Smith was an old fashioned, centre-right Scottish Labour politician. He’d been a Cabinet minister in the 1970s so was one of the few at the top of the party with ministerial experience. His Labour changes were gradual; Blair as leader quickly ditched the party’s emblematic Clause Four about “common ownership of the means of production”.
Starmer has made significant changes to the party but while they may be less dramatic than Blair’s, the aim is the same: making Labour electable.
Anyone else getting déjà vu?
In trying to assess where Starmer is, I looked back at Blair’s speech at Labour‘s conference in 1996, the equivalent to this one in terms of proximity to the next election.
It’s still quite something even when you read it now but on the day it was one of the most powerful pieces of political rhetoric I had ever heard. It’s the one where he used the phrase “education, education, education” when outlining his top three priorities.
It’s funny, it’s focused and it clearly defines what a Blair government would do differently. There was vision but some detailed policy stuff too. He even ended by quoting Smith’s phrase about the chance to govern
Back then, the Tories had been in power for more than a decade, Labour was still recovering from flirting with moving leftwards, the economy wasn’t in great shape and Labour led the polls by some margin. Sound familiar?
But while Starmer finds himself in familiar territory, he doesn’t have the charisma of Blair which helped him reach across the political divide and brought many into the New Labour tent.
Bambi, bank managers and… Starmer?
This week’s speech went some way to putting some flesh on his bones. I felt it was as close as you might get to a definition of Starmerism; a broad appeal to the country, and an indication that he can finally look outwards because he’s comfortable with the control he has over Labour.
Will it work? He’s never going to be seen as Bambi, as Blair was once described. Meanwhile English commentators often referred to John Smith’s demeanour as being like a re-assuring Scottish bank manager. It was intended as a compliment.

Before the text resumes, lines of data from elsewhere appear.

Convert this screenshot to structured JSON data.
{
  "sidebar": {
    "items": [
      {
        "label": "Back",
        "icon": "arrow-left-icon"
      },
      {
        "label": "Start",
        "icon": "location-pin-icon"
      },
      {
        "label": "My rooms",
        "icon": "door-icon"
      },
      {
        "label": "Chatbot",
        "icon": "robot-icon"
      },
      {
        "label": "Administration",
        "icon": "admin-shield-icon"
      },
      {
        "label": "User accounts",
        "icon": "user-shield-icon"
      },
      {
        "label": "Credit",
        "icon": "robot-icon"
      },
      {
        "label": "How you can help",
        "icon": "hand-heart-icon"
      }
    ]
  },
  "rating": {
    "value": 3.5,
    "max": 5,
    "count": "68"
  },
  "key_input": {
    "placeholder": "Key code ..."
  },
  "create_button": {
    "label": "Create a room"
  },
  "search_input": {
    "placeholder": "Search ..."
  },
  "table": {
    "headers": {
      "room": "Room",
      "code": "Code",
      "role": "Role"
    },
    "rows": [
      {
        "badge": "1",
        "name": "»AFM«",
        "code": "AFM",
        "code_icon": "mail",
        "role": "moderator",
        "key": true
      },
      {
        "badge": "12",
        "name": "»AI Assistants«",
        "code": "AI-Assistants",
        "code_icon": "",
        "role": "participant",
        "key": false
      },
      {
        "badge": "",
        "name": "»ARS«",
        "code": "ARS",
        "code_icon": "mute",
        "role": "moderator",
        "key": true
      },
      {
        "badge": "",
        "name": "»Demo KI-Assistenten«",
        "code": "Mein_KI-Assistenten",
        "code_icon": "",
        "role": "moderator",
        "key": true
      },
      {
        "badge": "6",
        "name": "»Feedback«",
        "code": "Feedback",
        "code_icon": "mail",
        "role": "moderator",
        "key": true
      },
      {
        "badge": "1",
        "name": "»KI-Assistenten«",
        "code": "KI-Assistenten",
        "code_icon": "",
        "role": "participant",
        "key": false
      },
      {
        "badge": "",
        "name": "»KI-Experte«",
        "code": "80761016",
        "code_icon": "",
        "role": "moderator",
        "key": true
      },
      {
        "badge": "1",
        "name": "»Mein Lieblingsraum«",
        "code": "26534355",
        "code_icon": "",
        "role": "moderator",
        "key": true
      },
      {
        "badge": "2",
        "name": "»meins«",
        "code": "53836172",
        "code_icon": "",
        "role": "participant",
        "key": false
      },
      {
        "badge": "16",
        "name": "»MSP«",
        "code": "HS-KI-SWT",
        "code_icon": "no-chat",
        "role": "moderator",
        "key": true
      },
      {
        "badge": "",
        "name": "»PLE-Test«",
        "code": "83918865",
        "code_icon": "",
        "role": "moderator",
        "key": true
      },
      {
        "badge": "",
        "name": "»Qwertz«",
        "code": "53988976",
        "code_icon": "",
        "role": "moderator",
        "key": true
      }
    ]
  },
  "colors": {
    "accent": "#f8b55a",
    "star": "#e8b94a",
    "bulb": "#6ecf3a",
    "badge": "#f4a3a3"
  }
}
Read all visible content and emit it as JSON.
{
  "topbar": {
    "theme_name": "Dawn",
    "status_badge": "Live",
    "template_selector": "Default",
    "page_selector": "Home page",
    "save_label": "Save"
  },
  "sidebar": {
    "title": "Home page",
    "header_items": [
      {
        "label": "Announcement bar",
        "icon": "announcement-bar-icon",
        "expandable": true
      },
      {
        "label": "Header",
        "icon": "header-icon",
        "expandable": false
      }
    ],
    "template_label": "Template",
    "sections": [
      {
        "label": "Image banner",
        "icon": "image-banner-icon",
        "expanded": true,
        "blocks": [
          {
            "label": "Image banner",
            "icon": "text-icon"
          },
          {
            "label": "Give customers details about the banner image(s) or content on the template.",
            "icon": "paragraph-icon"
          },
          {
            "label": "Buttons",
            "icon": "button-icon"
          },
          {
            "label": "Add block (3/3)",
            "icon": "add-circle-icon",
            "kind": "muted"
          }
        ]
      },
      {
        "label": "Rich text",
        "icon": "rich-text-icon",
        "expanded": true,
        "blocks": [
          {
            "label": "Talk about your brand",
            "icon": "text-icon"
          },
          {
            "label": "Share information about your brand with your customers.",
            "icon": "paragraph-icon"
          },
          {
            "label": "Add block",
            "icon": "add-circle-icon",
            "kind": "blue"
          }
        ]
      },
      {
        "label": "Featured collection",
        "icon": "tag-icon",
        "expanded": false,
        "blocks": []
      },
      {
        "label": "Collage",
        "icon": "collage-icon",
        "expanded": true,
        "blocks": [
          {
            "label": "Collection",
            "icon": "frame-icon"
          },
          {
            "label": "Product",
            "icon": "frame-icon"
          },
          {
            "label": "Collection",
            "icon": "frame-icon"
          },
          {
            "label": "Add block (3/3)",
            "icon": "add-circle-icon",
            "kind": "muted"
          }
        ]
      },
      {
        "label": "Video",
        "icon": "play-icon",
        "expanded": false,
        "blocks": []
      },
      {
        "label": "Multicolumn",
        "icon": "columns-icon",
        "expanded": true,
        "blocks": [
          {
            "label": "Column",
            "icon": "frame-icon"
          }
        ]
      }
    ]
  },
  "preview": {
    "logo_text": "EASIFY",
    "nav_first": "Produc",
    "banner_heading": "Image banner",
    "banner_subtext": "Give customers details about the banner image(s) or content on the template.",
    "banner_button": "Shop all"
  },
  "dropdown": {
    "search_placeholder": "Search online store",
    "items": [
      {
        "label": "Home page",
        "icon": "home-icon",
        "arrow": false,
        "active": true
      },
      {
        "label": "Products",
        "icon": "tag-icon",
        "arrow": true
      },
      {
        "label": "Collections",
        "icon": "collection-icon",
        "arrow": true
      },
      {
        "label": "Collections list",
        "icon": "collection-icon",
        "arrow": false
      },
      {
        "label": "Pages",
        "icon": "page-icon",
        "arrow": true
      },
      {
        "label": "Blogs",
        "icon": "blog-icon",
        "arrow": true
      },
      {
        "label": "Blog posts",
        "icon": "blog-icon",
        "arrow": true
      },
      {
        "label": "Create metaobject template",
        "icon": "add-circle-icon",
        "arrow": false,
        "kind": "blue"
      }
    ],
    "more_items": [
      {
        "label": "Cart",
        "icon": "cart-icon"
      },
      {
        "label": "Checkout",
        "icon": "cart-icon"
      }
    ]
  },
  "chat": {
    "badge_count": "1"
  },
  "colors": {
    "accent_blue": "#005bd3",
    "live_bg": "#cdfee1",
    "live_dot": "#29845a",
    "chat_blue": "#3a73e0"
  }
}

For Starmer, re-assurance and, dare I say it, being boring in an era of political turmoil, may be his superpower but he has higher hurdles to overcome both in terms of the arithmetic needed to win a majority and the appeal to voters. What is clear is that after this week, he’s got more chance of overcoming them than he did a week or so ago.
By the way, some other TV production company had started work on a similar idea to ours and a few months later, BBC4 aired it. It was terrible.